DETROIT – Last year marked the 50th anniversary of the Rev. Martin Luther King Jr.'s assassination.
On the evening of April 4, 1968, King was shot and killed on the balcony of the Lorraine Motel in Memphis, Tennessee. He was 39 years old. James Earl Ray pleaded guilty to the assassination in 1969 -- though he later recanted his plea -- and was sentenced to 99 years in prison.
Although one thing Dr. King is known for is his iconic "I Have a Dream" speech during the March on Washington in August of 1963, he lead a march in Detroit two months prior.
Detroit's Walk to Freedom
The July 1963 march in Detroit was, at the time, the largest civil rights demonstration in U.S. history, with 125,000 marching down Woodward Avenue.
The crowd carried signs and moved in relative silence as tens of thousands more watched from sidewalks and buildings.
#OTD in 1968, Dr. Martin Luther King, Jr. was assassinated in Memphis, Tennessee. In 1963, King led 125,000+ in the March for Freedom down Woodward Ave in Detroit, pictured here. pic.twitter.com/H77WWu5yLK
— Detroit Hist Society (@DHSDetroit) April 4, 2018
Here's more background from Wayne State's Walter P. Reuther Library:
The route of the march started at a twenty-one-block staging area near Adelaide Street.
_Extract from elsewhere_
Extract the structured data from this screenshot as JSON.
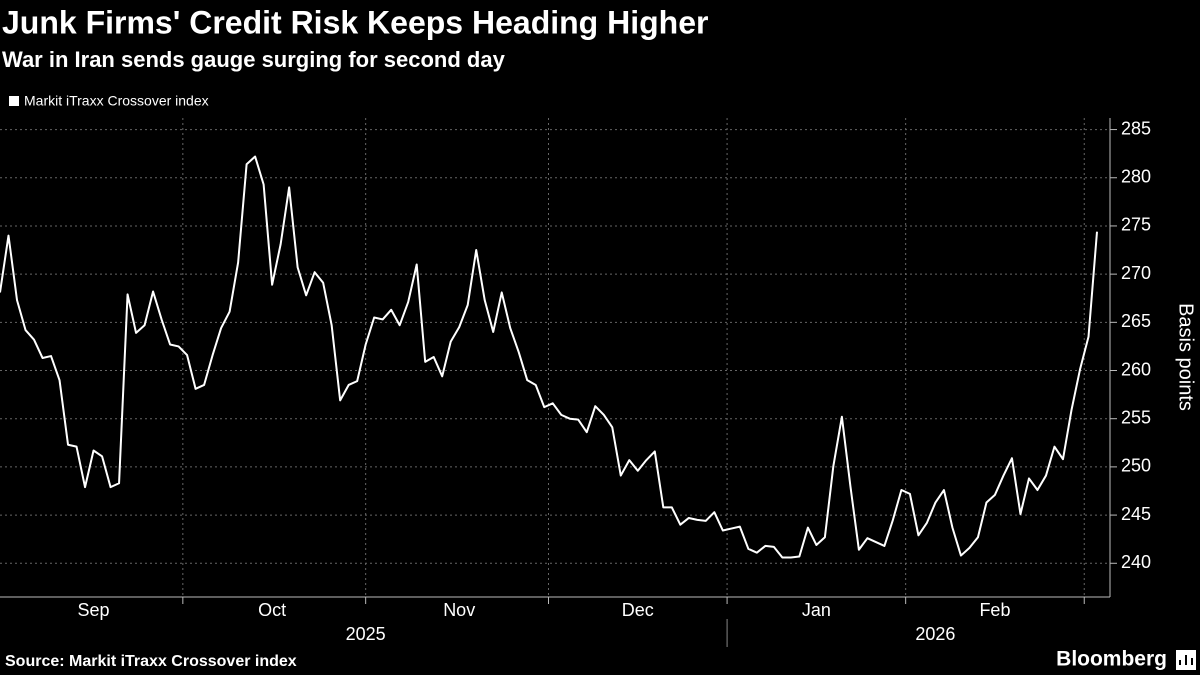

It followed Woodward Avenue to Jefferson Avenue, then headed west through the Civic Center. An hour and a half after it began, it ended at Cobo Hall, where 25,000 people, an estimated 95% of them African American, filled the building to capacity.
Thousands of demonstrators who could not find a seat spilled onto the lawns and malls outside, and listened to the programming through loudspeakers. Inside, public officials, African American business and civic leaders, and dignitaries including John B. Swainson, Congressman Charles Diggs, and Rev. Albert Cleage were among the speakers.
Yet the rally is remembered primarily because it was here that Dr. King gave an early version of his “I Have a Dream” speech; two months later he delivered it at the historic March on Washington. (See video below)
In it, he proclaimed that the status quo was unacceptable. He advised that African Americans needed to stand up and fight for equality and freedom while standing firm to the principle of non-violence and to “make real the promises of democracy” by supporting the civil rights bill that President Kennedy had put before congress.
The response by the audience was ecstatic. It is estimated that over $100,000 was raised for the Southern Christian Leadership Conference (SCLC), the civil rights organization for which Dr. King served as president.
The event was commemorated with another freedom walk in 2013.